Rz. 108
Ehescheidungen sind gem. § 1564 BGB nur durch einen Gerichtsbeschluss möglich. Zur Vornahme einer Scheidung ist ein familiengerichtliches Verfahren deshalb unausweichlich. Hiermit in Zusammenhang stehende Kosten waren daher nach alter Rechtslage regelmäßig als außergewöhnliche Belastung abziehbar (H 33.1–33.4 "Scheidung" EStH 2012). Neben den Verfahrenskosten zählten zu den abziehbaren Aufwendungen auch Gutachterkosten sowie sonstige durch das Gerichtsverfahren veranlasste Kosten. Nicht abziehbar waren dagegen freiwillig übernommene Kosten, auch wenn diese vertraglich vereinbart wurden, und Auseinandersetzungszahlungen.

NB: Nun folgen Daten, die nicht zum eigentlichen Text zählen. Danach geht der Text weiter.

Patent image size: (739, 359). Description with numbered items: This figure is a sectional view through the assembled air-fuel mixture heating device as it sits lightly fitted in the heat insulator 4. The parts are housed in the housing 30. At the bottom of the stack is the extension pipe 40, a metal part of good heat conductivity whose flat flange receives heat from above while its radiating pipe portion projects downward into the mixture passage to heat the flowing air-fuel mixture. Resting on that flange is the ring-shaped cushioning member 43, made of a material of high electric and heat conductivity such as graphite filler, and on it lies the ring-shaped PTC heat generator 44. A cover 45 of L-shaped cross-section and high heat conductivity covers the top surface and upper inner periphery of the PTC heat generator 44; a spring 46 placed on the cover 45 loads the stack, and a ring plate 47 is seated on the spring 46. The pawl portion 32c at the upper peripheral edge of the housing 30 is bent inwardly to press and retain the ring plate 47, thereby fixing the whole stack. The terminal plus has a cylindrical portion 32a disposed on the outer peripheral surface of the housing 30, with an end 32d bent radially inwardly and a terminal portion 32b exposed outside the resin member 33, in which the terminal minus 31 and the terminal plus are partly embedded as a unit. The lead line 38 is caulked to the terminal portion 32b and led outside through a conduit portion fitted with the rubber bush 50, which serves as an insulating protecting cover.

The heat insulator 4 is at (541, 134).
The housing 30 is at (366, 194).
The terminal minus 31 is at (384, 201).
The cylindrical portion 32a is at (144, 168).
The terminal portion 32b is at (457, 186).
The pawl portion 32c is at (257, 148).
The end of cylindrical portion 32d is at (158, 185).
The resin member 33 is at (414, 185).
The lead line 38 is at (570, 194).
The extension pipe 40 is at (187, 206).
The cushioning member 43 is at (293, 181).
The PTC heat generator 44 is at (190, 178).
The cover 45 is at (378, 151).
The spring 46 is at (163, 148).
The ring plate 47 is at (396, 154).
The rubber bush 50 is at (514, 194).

Ein Abzug war auch dann möglich, wenn der Scheidungsantrag zurückgenommen wurde oder Aufwendungen durch eine einverständliche Regelung verursacht worden waren.
Rz. 108a
Die Neuregelung des § 33 Abs. 2 S. 4 EStG schließt demgegenüber den Abzug von Verfahrenskosten aufgrund eines Ehescheidungsverfahrens nach Auffassung des BFH aus. Dieser Auffassung hat sich zwischenzeitlich auch die Finanzverwaltung angeschlossen. M. E. ist dies kritisch zu sehen, da im Bereich der Ehescheidung eine Zwangsläufigkeit aus tatsächlichen Gründen regelmäßig gegeben ist. M. E. ist ein "Kernbereich des menschlichen Lebens" betroffen; würde der Stpfl. den Prozess nicht führen, ist m. E. fraglich, ob dieser nicht zwangsläufig Probleme bekommen und seine Existenzgrundlage verlieren würde. Nachdem der BFH klargestellt hat, dass der Verlust der Existenzgrundlage rein materiell zu verstehen ist, sind Scheidungskosten grundsätzlich nicht mehr abzugsfähig. Zwar ist das Erfordernis einer bestehenden Gefahr des Verlustes der Existenzgrundlage erfüllt, da ohne eine Scheidung zumindest die erneute Eingehung einer Ehe nicht möglich wäre und ein Bereich der existenziellen Lebensgestaltung mithin erheblich beschränkt wäre.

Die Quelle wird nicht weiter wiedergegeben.